BAIT.ID – Sisa Lebih Pembiayaan Anggaran (SILPA) Pemprov Kaltim tahun anggaran 2024 tercatat mencapai angka fantastis: Rp 2,5 triliun. Dana ini rencananya akan dimasukkan ke dalam APBD Perubahan 2025. Namun menurut Kelompok Kerja 30 (Pokja30), langkah ini justru berpotensi menambah beban baru bagi anggaran tahun berikutnya.
Koordinator Pokja30, Buyung Marajo, menjelaskan bahwa besarnya SILPA menunjukkan kegagalan dalam proyeksi perencanaan anggaran, terutama karena kelebihan salur dari pemerintah pusat. Ketidaksinkronan antara pemerintah daerah dan pusat membuat dana besar tersebut tidak terserap secara maksimal.
“Tambahan Rp 2,5 triliun di APBD Perubahan dengan waktu yang sempit hanya akan memaksa pemerintah mengulang proses perencanaan secara tergesa. Risikonya, dana kembali tidak terserap secara optimal,” ungkap Buyung.
Pokja30 pun mewanti-wanti bahwa situasi ini kerap berujung pada pengeluaran anggaran yang tidak berdampak signifikan bagi publik. Kegiatan seperti studi banding, rapat di luar daerah, bimbingan teknis, dan acara di hotel berpotensi dimunculkan hanya untuk menyerap anggaran. “Itu bentuk kerja yang koruptif,” tegas Buyung.

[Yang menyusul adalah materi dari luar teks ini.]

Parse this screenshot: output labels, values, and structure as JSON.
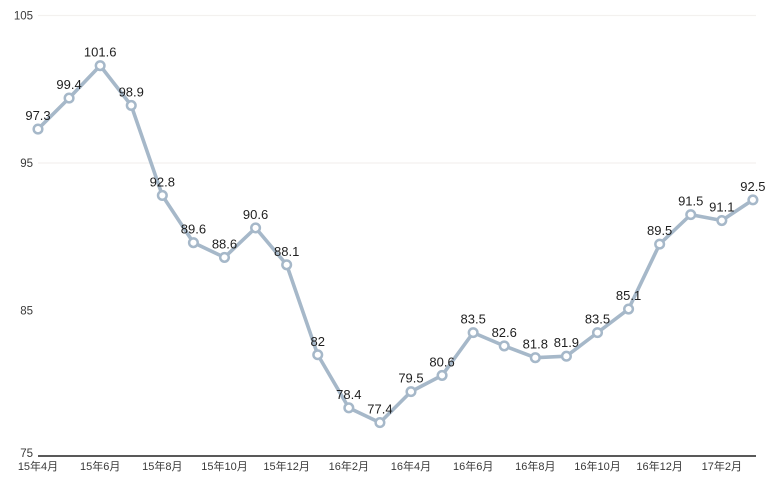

Ia menambahkan, pola penghabisan anggaran seperti itu seharusnya menjadi perhatian lembaga-lembaga pengawasan keuangan seperti BPKP maupun Inspektorat Daerah. Pokja30 mendesak agar pengawasan difokuskan pada efektivitas belanja, terutama apakah benar-benar berdampak pada kepentingan masyarakat.
“Pertanyaannya, apakah anggaran yang digelontorkan memang untuk publik atau hanya proyek akal-akalan belaka?” ujarnya.

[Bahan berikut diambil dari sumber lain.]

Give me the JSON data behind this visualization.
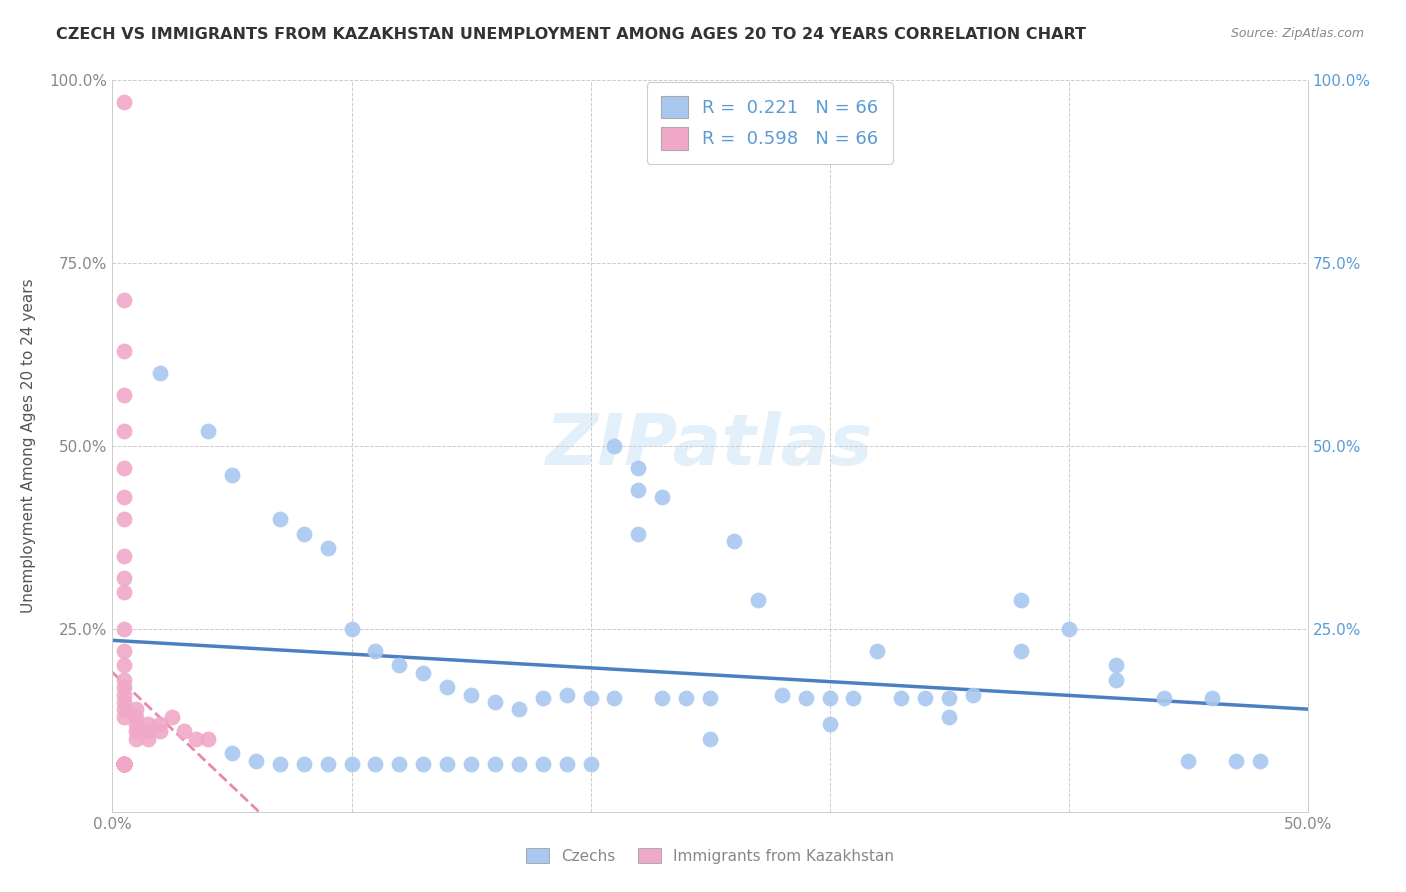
{
  "title": "CZECH VS IMMIGRANTS FROM KAZAKHSTAN UNEMPLOYMENT AMONG AGES 20 TO 24 YEARS CORRELATION CHART",
  "source": "Source: ZipAtlas.com",
  "ylabel": "Unemployment Among Ages 20 to 24 years",
  "xlim": [
    0.0,
    0.5
  ],
  "ylim": [
    0.0,
    1.0
  ],
  "xticks": [
    0.0,
    0.1,
    0.2,
    0.3,
    0.4,
    0.5
  ],
  "xtick_labels": [
    "0.0%",
    "",
    "",
    "",
    "",
    "50.0%"
  ],
  "ytick_labels_left": [
    "",
    "25.0%",
    "50.0%",
    "75.0%",
    "100.0%"
  ],
  "ytick_labels_right": [
    "",
    "25.0%",
    "50.0%",
    "75.0%",
    "100.0%"
  ],
  "yticks": [
    0.0,
    0.25,
    0.5,
    0.75,
    1.0
  ],
  "czech_color": "#a8c8f0",
  "kazakh_color": "#f0a8c8",
  "trend_blue": "#4a7fc1",
  "trend_pink": "#e06090",
  "czech_R": 0.221,
  "czech_N": 66,
  "kazakh_R": 0.598,
  "kazakh_N": 66,
  "czech_scatter_x": [
    0.02,
    0.04,
    0.05,
    0.07,
    0.08,
    0.09,
    0.1,
    0.11,
    0.12,
    0.13,
    0.14,
    0.15,
    0.16,
    0.17,
    0.18,
    0.19,
    0.2,
    0.21,
    0.22,
    0.23,
    0.24,
    0.25,
    0.26,
    0.27,
    0.28,
    0.29,
    0.3,
    0.31,
    0.32,
    0.33,
    0.34,
    0.35,
    0.36,
    0.38,
    0.4,
    0.42,
    0.44,
    0.46,
    0.48,
    0.05,
    0.06,
    0.07,
    0.08,
    0.09,
    0.1,
    0.11,
    0.12,
    0.13,
    0.14,
    0.15,
    0.16,
    0.17,
    0.18,
    0.19,
    0.2,
    0.25,
    0.3,
    0.35,
    0.38,
    0.42,
    0.45,
    0.47,
    0.21,
    0.22,
    0.23,
    0.22
  ],
  "czech_scatter_y": [
    0.6,
    0.52,
    0.46,
    0.4,
    0.38,
    0.36,
    0.25,
    0.22,
    0.2,
    0.19,
    0.17,
    0.16,
    0.15,
    0.14,
    0.155,
    0.16,
    0.155,
    0.155,
    0.38,
    0.155,
    0.155,
    0.155,
    0.37,
    0.29,
    0.16,
    0.155,
    0.155,
    0.155,
    0.22,
    0.155,
    0.155,
    0.155,
    0.16,
    0.29,
    0.25,
    0.2,
    0.155,
    0.155,
    0.07,
    0.08,
    0.07,
    0.065,
    0.065,
    0.065,
    0.065,
    0.065,
    0.065,
    0.065,
    0.065,
    0.065,
    0.065,
    0.065,
    0.065,
    0.065,
    0.065,
    0.1,
    0.12,
    0.13,
    0.22,
    0.18,
    0.07,
    0.07,
    0.5,
    0.47,
    0.43,
    0.44
  ],
  "kazakh_scatter_x": [
    0.005,
    0.005,
    0.005,
    0.005,
    0.005,
    0.005,
    0.005,
    0.005,
    0.005,
    0.005,
    0.005,
    0.005,
    0.005,
    0.005,
    0.005,
    0.005,
    0.005,
    0.005,
    0.005,
    0.005,
    0.01,
    0.01,
    0.01,
    0.01,
    0.01,
    0.015,
    0.015,
    0.015,
    0.02,
    0.02,
    0.025,
    0.03,
    0.035,
    0.04,
    0.005,
    0.005,
    0.005,
    0.005,
    0.005,
    0.005,
    0.005,
    0.005,
    0.005,
    0.005,
    0.005,
    0.005,
    0.005,
    0.005,
    0.005,
    0.005,
    0.005,
    0.005,
    0.005,
    0.005,
    0.005,
    0.005,
    0.005,
    0.005,
    0.005,
    0.005,
    0.005,
    0.005,
    0.005,
    0.005,
    0.005,
    0.005
  ],
  "kazakh_scatter_y": [
    0.97,
    0.7,
    0.63,
    0.57,
    0.52,
    0.47,
    0.43,
    0.4,
    0.35,
    0.32,
    0.3,
    0.25,
    0.22,
    0.2,
    0.18,
    0.17,
    0.16,
    0.15,
    0.14,
    0.13,
    0.14,
    0.13,
    0.12,
    0.11,
    0.1,
    0.12,
    0.11,
    0.1,
    0.12,
    0.11,
    0.13,
    0.11,
    0.1,
    0.1,
    0.065,
    0.065,
    0.065,
    0.065,
    0.065,
    0.065,
    0.065,
    0.065,
    0.065,
    0.065,
    0.065,
    0.065,
    0.065,
    0.065,
    0.065,
    0.065,
    0.065,
    0.065,
    0.065,
    0.065,
    0.065,
    0.065,
    0.065,
    0.065,
    0.065,
    0.065,
    0.065,
    0.065,
    0.065,
    0.065,
    0.065,
    0.065
  ]
}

Buyung juga menyarankan agar tambahan anggaran dari SILPA dialokasikan ke sektor-sektor prioritas seperti pendidikan dan kesehatan, yang lebih menyentuh kebutuhan masyarakat. Ia mengingatkan agar anggaran tidak dihabiskan untuk kegiatan yang tidak jelas tujuannya.
“Itu yang harus dipastikan. Jangan sampai dana publik malah dihamburkan untuk pekerjaan semu,” tandasnya. (csv)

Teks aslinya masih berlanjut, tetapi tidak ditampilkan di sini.